Sad decline of little towns follows shift to big cities

Altona, 25 miles north-northwest of Toronto, was one of many little Ontario towns drained of population by urbanization in the late nineteenth and early twentieth centuries. Settled in 1850, it was first known as Reesor Mills. At its peak, it housed 256 people; grist and flour mills; blacksmith, millwright and pumper-maker shops; a large two-storey hotel, two schools, and post office. The population fell to 100 by 1910. In 1972, what remained of Altona was expropriated by the federal government as part of land required for a contemplated second major airport to serve Greater Toronto. Altona’s remaining buildings were boarded up and later torn down. Nothing remains of the town. The land is still held by the government for the possible Pickering Airport. Image: Reesor Mills, Illustrated Historical Atlas of the Country of Ontario, Toronto, 1877.

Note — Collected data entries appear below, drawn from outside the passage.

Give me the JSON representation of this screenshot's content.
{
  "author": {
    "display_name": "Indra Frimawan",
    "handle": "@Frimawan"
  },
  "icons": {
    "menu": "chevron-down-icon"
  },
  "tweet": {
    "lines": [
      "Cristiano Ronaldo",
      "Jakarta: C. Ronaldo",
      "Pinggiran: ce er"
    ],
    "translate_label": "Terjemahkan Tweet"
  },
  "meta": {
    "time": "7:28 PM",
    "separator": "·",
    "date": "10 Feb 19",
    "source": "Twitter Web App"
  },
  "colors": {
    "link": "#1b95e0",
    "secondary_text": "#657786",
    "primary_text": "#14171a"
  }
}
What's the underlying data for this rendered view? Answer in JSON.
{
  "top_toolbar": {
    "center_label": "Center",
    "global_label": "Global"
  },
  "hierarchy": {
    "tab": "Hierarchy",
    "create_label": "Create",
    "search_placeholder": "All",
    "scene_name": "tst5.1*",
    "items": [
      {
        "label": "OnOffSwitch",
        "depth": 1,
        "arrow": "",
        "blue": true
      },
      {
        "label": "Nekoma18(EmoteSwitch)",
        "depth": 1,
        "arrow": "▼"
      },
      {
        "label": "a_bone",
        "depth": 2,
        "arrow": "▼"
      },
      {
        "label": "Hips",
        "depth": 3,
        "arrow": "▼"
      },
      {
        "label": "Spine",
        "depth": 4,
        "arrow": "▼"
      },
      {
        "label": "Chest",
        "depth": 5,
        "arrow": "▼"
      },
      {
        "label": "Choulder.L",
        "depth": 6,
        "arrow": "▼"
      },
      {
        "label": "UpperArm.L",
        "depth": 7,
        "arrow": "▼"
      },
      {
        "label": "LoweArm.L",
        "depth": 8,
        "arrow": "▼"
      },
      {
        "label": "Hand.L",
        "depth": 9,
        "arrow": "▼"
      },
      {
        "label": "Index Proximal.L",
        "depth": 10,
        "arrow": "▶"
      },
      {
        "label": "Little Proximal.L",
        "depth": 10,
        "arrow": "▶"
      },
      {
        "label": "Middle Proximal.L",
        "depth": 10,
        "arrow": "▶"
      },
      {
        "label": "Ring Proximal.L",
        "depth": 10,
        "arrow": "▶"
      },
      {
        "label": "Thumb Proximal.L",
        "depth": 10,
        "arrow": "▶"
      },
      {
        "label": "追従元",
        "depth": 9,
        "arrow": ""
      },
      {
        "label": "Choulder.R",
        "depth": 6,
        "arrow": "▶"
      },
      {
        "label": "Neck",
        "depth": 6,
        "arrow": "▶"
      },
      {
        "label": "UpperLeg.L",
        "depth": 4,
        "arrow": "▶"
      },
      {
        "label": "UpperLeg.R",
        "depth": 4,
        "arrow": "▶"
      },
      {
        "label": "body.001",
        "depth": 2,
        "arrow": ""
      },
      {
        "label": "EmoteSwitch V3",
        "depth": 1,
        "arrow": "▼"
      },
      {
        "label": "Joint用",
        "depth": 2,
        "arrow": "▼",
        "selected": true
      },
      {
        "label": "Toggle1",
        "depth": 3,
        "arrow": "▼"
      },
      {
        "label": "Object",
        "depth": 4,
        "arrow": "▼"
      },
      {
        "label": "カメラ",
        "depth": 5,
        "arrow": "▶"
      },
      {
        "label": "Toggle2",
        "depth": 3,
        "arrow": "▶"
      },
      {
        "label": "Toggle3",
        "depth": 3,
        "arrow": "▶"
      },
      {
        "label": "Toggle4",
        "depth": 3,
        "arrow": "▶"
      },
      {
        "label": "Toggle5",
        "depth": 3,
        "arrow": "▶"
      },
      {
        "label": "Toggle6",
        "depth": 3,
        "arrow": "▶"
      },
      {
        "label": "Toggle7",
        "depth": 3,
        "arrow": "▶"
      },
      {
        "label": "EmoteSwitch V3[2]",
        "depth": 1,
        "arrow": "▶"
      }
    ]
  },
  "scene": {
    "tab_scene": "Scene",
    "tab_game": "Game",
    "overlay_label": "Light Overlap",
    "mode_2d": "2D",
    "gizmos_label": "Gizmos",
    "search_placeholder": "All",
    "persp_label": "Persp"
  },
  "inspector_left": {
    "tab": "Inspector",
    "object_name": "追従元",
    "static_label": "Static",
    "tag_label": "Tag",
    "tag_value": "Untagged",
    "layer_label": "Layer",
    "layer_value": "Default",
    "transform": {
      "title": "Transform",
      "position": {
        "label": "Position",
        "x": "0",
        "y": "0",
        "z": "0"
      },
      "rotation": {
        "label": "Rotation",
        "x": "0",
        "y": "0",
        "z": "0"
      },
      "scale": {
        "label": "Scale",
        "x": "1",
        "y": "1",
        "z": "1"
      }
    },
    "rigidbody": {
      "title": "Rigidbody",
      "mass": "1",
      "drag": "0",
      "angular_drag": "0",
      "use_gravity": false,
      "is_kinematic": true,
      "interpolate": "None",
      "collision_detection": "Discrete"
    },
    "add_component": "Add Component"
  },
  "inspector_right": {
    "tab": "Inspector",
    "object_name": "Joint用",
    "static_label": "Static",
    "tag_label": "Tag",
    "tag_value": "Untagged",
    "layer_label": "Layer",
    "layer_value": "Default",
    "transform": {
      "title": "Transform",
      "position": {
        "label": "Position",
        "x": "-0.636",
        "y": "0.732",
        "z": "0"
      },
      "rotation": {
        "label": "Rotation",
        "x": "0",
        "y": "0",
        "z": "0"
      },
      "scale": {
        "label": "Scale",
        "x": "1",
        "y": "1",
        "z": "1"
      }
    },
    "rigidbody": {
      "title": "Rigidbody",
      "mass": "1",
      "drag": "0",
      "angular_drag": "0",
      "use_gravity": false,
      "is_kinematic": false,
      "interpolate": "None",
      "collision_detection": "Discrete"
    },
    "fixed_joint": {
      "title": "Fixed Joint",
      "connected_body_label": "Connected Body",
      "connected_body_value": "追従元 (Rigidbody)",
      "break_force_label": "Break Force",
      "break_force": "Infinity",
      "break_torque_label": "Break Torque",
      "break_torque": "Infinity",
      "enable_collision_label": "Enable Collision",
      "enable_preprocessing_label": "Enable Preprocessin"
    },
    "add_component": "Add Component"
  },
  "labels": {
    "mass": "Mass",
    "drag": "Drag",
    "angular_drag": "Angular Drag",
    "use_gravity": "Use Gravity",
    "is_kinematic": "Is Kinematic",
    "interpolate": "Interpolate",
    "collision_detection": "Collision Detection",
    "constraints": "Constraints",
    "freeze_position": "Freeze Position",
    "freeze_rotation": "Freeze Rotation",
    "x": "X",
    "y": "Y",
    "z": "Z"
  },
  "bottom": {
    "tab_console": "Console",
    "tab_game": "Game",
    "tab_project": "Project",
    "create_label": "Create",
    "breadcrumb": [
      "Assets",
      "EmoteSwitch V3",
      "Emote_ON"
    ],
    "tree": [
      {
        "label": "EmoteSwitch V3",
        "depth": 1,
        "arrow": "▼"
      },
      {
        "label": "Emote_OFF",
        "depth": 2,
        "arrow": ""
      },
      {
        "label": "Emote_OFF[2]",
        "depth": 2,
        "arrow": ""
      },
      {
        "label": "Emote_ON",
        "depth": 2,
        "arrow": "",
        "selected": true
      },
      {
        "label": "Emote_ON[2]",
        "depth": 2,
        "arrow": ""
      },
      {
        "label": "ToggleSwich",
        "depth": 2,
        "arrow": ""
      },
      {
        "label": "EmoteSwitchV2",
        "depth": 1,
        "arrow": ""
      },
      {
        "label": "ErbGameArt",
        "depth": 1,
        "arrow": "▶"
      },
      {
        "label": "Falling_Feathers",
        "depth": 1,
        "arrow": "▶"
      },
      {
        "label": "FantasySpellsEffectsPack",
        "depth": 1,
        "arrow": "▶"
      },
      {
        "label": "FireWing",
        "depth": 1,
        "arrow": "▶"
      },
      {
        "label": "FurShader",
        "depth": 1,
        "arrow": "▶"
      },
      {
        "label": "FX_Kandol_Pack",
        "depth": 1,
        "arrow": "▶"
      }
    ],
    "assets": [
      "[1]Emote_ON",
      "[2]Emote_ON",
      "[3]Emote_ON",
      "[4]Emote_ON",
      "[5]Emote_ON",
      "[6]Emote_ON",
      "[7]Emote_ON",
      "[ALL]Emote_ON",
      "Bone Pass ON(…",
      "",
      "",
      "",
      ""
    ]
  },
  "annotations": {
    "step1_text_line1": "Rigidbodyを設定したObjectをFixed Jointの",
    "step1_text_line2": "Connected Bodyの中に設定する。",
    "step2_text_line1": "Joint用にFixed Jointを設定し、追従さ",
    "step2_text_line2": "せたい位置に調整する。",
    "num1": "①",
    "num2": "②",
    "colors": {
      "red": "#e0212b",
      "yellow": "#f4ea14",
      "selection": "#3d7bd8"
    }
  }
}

The railways and industrialization began to shift Canada’s population from rural farm areas to the big cities in the late 1800s. The Weekly Sun, a leading Ontario farm newspaper published in Toronto, lamented the decline of little towns in its issue of January 21, 1897.

A rather melancholy part of our present situation is the stagnation or decline of business and population in most of our little towns. A few of the little towns which happen to be surrounded with farming districts of exceptional excellence are doing well; but of most of them, it must be said that they are stationary, if not retrograding. The abrogation of the Reciprocity Treaty with the United States [a free trade agreement in effect between 1854 and 1866], by breaking up the traffic between the two countries, ruined our lake shipping, and, with it, much of the business of the border towns. But the main cause of the change has been the tendency to centralization which, at the present day, everywhere prevails.

“Life in a great city

is very apt to be

solitude in a crowd”

In former times most of the little towns could boast of small manufacturing industries, such as carriage, wagon and harness factories, where all the parts of the carriage or wagon were made. They had also foundries, boot and shoe shops, tanneries, taverns and other concerns, each of which employed a few workmen. Manufacturing on the larger scale is now everywhere the rule; and manufacturing on a large scale means centralization. Specialization, or manufacturing in lines, has the same effect. A carriage-maker in former times made all the parts of a carriage. Now, he buys his hubs, spokes and other parts from the city manufacturer, and simply puts them together, employing, of course, a far less amount of labor.

Centralization, with the decay of the little towns as its consequence, has been also promoted by our network of railways. Most of the roads, on one or two days of the week, carry passengers from the small towns to the cities at excursion rates, by which thousands from the country take advantage to buy where there is greater variety and competition. A taste for city pleasures and excitements is imbibed at the same time. Department stores now contribute to the tendency…

Besides, it is with towns and cities as it is with men; to those who have is given; and from those who have not, is taken even that which they have. Young men of energy and enterprise leave the decaying town and flock to the city, where there is a wider and more animating field. Thus, the small towns are always loosing their best blood to the cities, and only those who are inferior in energy and enterprise, remain. There is no struggling against economic tendencies. But the change is not without its evils. Life in the little town is more healthy and purer than it is in the great city. It is, in reality, more social; life in a great city is very apt to be solitude in a crowd.